Too sensitive to confide in anyone, she had no chance to ventilate the curious sensations of attraction and repulsion that began fermenting in her, feelings defying analysis, mingling and quarrelling deep down in her heart. It was certainly not love, not even the beginning of that; but it was the kind of dangerous interest children feel in things mysterious, out of reach, yet within reach, if only they dared! And the tug of music was there, and the tug of those words of the baroness about salvation—the thought of achieving the impossible, reserved only for the woman of supreme charm, for the true victress. But all these thoughts and feelings were as yet in embryo. She might never see him again! And she certainly did not know whether she even wanted to.
Gyp was in the habit of walking with Winton to the Kochbrunnen, where, with other patient-folk, he was required to drink slowly for twenty minutes every morning. While he was imbibing she would sit in a remote corner of the garden, and read a novel in the Reclam edition, as a daily German lesson.
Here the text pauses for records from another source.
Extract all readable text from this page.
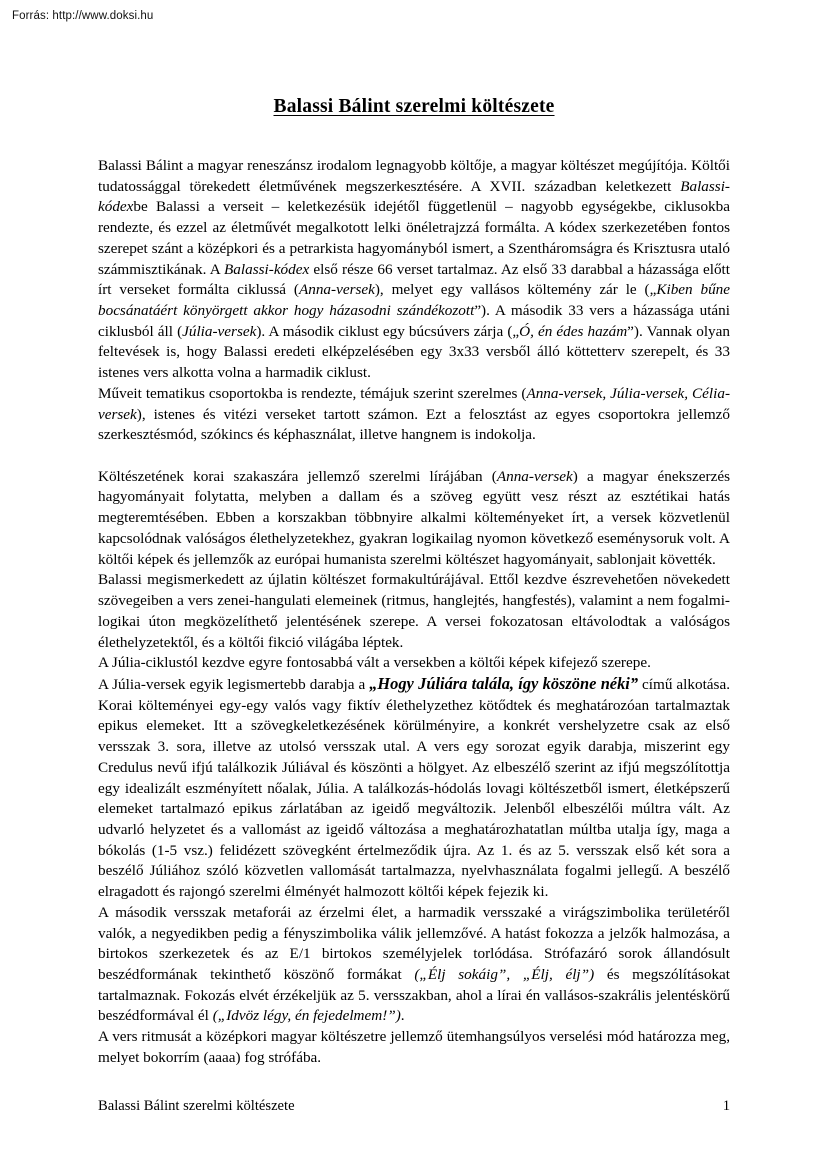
Forrás: http://www.doksi.hu
Balassi Bálint szerelmi költészete

Balassi Bálint a magyar reneszánsz irodalom legnagyobb költője, a magyar költészet megújítója. Költői tudatossággal törekedett életművének megszerkesztésére. A XVII. században keletkezett Balassi-kódexbe Balassi a verseit – keletkezésük idejétől függetlenül – nagyobb egységekbe, ciklusokba rendezte, és ezzel az életművét megalkotott lelki önéletrajzzá formálta. A kódex szerkezetében fontos szerepet szánt a középkori és a petrarkista hagyományból ismert, a Szentháromságra és Krisztusra utaló számmisztikának. A Balassi-kódex első része 66 verset tartalmaz. Az első 33 darabbal a házassága előtt írt verseket formálta ciklussá (Anna-versek), melyet egy vallásos költemény zár le („Kiben bűne bocsánatáért könyörgett akkor hogy házasodni szándékozott”). A második 33 vers a házassága utáni ciklusból áll (Júlia-versek). A második ciklust egy búcsúvers zárja („Ó, én édes hazám”). Vannak olyan feltevések is, hogy Balassi eredeti elképzelésében egy 3x33 versből álló köttetterv szerepelt, és 33 istenes vers alkotta volna a harmadik ciklust.

Műveit tematikus csoportokba is rendezte, témájuk szerint szerelmes (Anna-versek, Júlia-versek, Célia-versek), istenes és vitézi verseket tartott számon. Ezt a felosztást az egyes csoportokra jellemző szerkesztésmód, szókincs és képhasználat, illetve hangnem is indokolja.

Költészetének korai szakaszára jellemző szerelmi lírájában (Anna-versek) a magyar énekszerzés hagyományait folytatta, melyben a dallam és a szöveg együtt vesz részt az esztétikai hatás megteremtésében. Ebben a korszakban többnyire alkalmi költeményeket írt, a versek közvetlenül kapcsolódnak valóságos élethelyzetekhez, gyakran logikailag nyomon következő eseménysoruk volt. A költői képek és jellemzők az európai humanista szerelmi költészet hagyományait, sablonjait követték.

Balassi megismerkedett az újlatin költészet formakultúrájával. Ettől kezdve észrevehetően növekedett szövegeiben a vers zenei-hangulati elemeinek (ritmus, hanglejtés, hangfestés), valamint a nem fogalmi-logikai úton megközelíthető jelentésének szerepe. A versei fokozatosan eltávolodtak a valóságos élethelyzetektől, és a költői fikció világába léptek.

A Júlia-ciklustól kezdve egyre fontosabbá vált a versekben a költői képek kifejező szerepe.

A Júlia-versek egyik legismertebb darabja a „Hogy Júliára talála, így köszöne néki” című alkotása. Korai költeményei egy-egy valós vagy fiktív élethelyzethez kötődtek és meghatározóan tartalmaztak epikus elemeket. Itt a szövegkeletkezésének körülményire, a konkrét vershelyzetre csak az első versszak 3. sora, illetve az utolsó versszak utal. A vers egy sorozat egyik darabja, miszerint egy Credulus nevű ifjú találkozik Júliával és köszönti a hölgyet. Az elbeszélő szerint az ifjú megszólítottja egy idealizált eszményített nőalak, Júlia. A találkozás-hódolás lovagi költészetből ismert, életképszerű elemeket tartalmazó epikus zárlatában az igeidő megváltozik. Jelenből elbeszélői múltra vált. Az udvarló helyzetet és a vallomást az igeidő változása a meghatározhatatlan múltba utalja így, maga a bókolás (1-5 vsz.) felidézett szövegként értelmeződik újra. Az 1. és az 5. versszak első két sora a beszélő Júliához szóló közvetlen vallomását tartalmazza, nyelvhasználata fogalmi jellegű. A beszélő elragadott és rajongó szerelmi élményét halmozott költői képek fejezik ki.

A második versszak metaforái az érzelmi élet, a harmadik versszaké a virágszimbolika területéről valók, a negyedikben pedig a fényszimbolika válik jellemzővé. A hatást fokozza a jelzők halmozása, a birtokos szerkezetek és az E/1 birtokos személyjelek torlódása. Strófazáró sorok állandósult beszédformának tekinthető köszönő formákat („Élj sokáig”, „Élj, élj”) és megszólításokat tartalmaznak. Fokozás elvét érzékeljük az 5. versszakban, ahol a lírai én vallásos-szakrális jelentéskörű beszédformával él („Idvöz légy, én fejedelmem!”).

A vers ritmusát a középkori magyar költészetre jellemző ütemhangsúlyos verselési mód határozza meg, melyet bokorrím (aaaa) fog strófába.

Balassi Bálint szerelmi költészete	1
She was sitting there, the morning after the “at-home” at the Baroness von Maisen’s, reading Turgenev’s “Torrents of Spring,” when she saw Count Rosek sauntering down the path with a glass of the waters in his hand. Instant memory of the smile with which he had introduced Fiorsen made her take cover beneath her sunshade. She could see his patent-leathered feet, and well-turned, peg-top-trousered legs go by with the gait of a man whose waist is corseted. The certainty that he wore those prerogatives of womanhood increased her dislike. How dare men be so effeminate? Yet someone had told her that he was a good rider, a good fencer, and very strong. She drew a breath of relief when he was past, and, for fear he might turn and come back, closed her little book and slipped away. But her figure and her springing step were more unmistakable than she knew.
Next morning, on the same bench, she was reading breathlessly the scene between Gemma and Sanin at the window, when she heard Fiorsen’s voice, behind her, say:
He, too, held a glass of the waters in one hand, and his hat in the other.
“I have just made your father’s acquaintance. May I sit down a minute?”